La situation d’Ahmad – qui a fui l’Ukraine, mais sans passeport ukrainien – n’est pas unique, dit Vluchtelingenwerk. On ne sait pas combien de personnes sont impliquées. Selon le HCR, au moins 2 281 réfugiés vivaient en Ukraine en 2020, principalement en provenance de Syrie, d’Afghanistan et de Russie.
Statut peu clair
Beaucoup reste flou quant à l’accueil des réfugiés ukrainiens aux Pays-Bas. Cette incertitude est encore plus grande pour les personnes sans passeport ukrainien. Ils sont les bienvenus. Pour tout le monde fuyant la guerre en Ukraine, la directive européenne sur la protection temporaire s’applique.
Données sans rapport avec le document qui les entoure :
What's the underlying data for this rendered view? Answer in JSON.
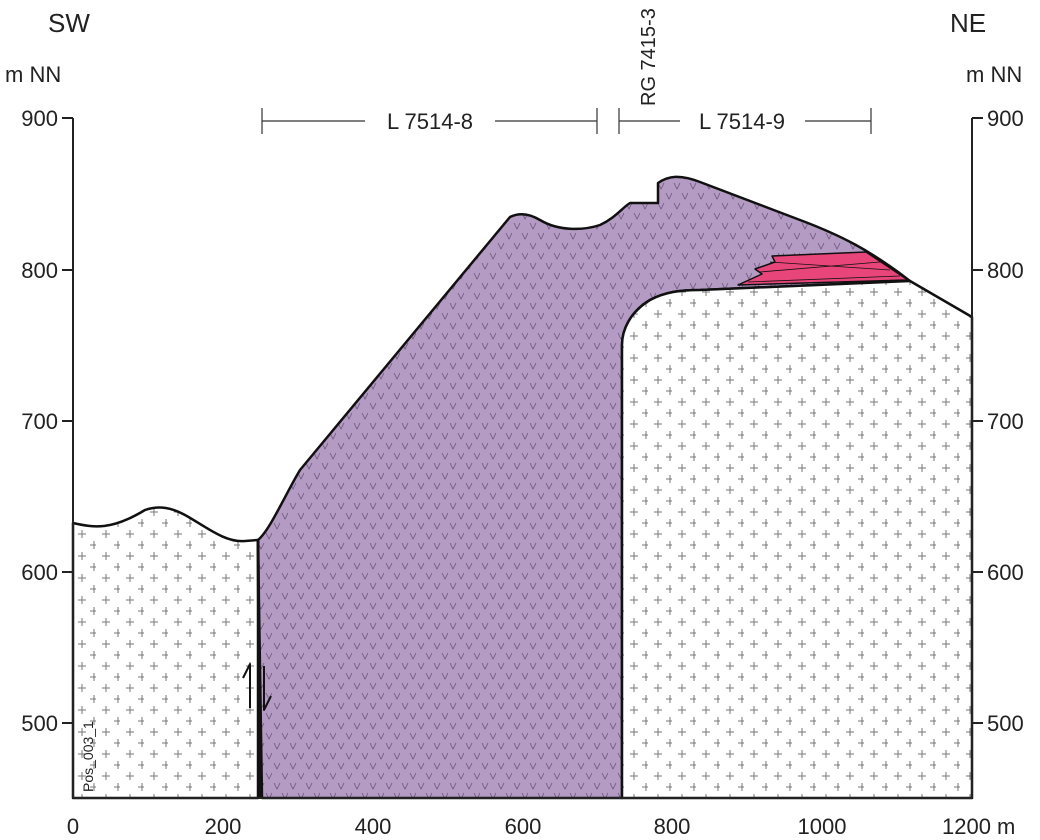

En raison de ce statut, les réfugiés ne sont pas obligés de passer par la procédure d’asile habituelle, mais ils ont en principe un accès direct au logement, aux prestations, à l’éducation et aux soins dans notre pays. Ils sont également autorisés à travailler.
La mise en œuvre pratique de cette directive reste une conjecture. Selon un porte-parole du ministère de l’Intérieur, les réfugiés ukrainiens sont appelés à s’inscrire dans la base de données des dossiers personnels (BRP). Mais d’un un message du Service national des données d’identité montre que les personnes sans passeport comme Ahmad ne peuvent pas s’enregistrer.
Ahmad et sa famille d’accueil ressentent donc un sentiment d’agitation. En traversant la frontière ukrainienne, il a vu comment des personnes sans passeport étaient battues. Il peut à peine en parler. « Ça fait mal. C’est juste horrible », dit-il.
Sa famille d’accueil se demande ce qui se passera si Ahmad doit s’inscrire plus tard. Ils craignent qu’il doive se rendre au centre pour demandeurs d’asile de Ter Apel et qu’il ne puisse pas être réuni avec sa famille en raison de son origine syrienne. Au moins pour l’instant, Ahmad a une place dans leur maison. « Nous ne le laissons pas seul », dit Dorien.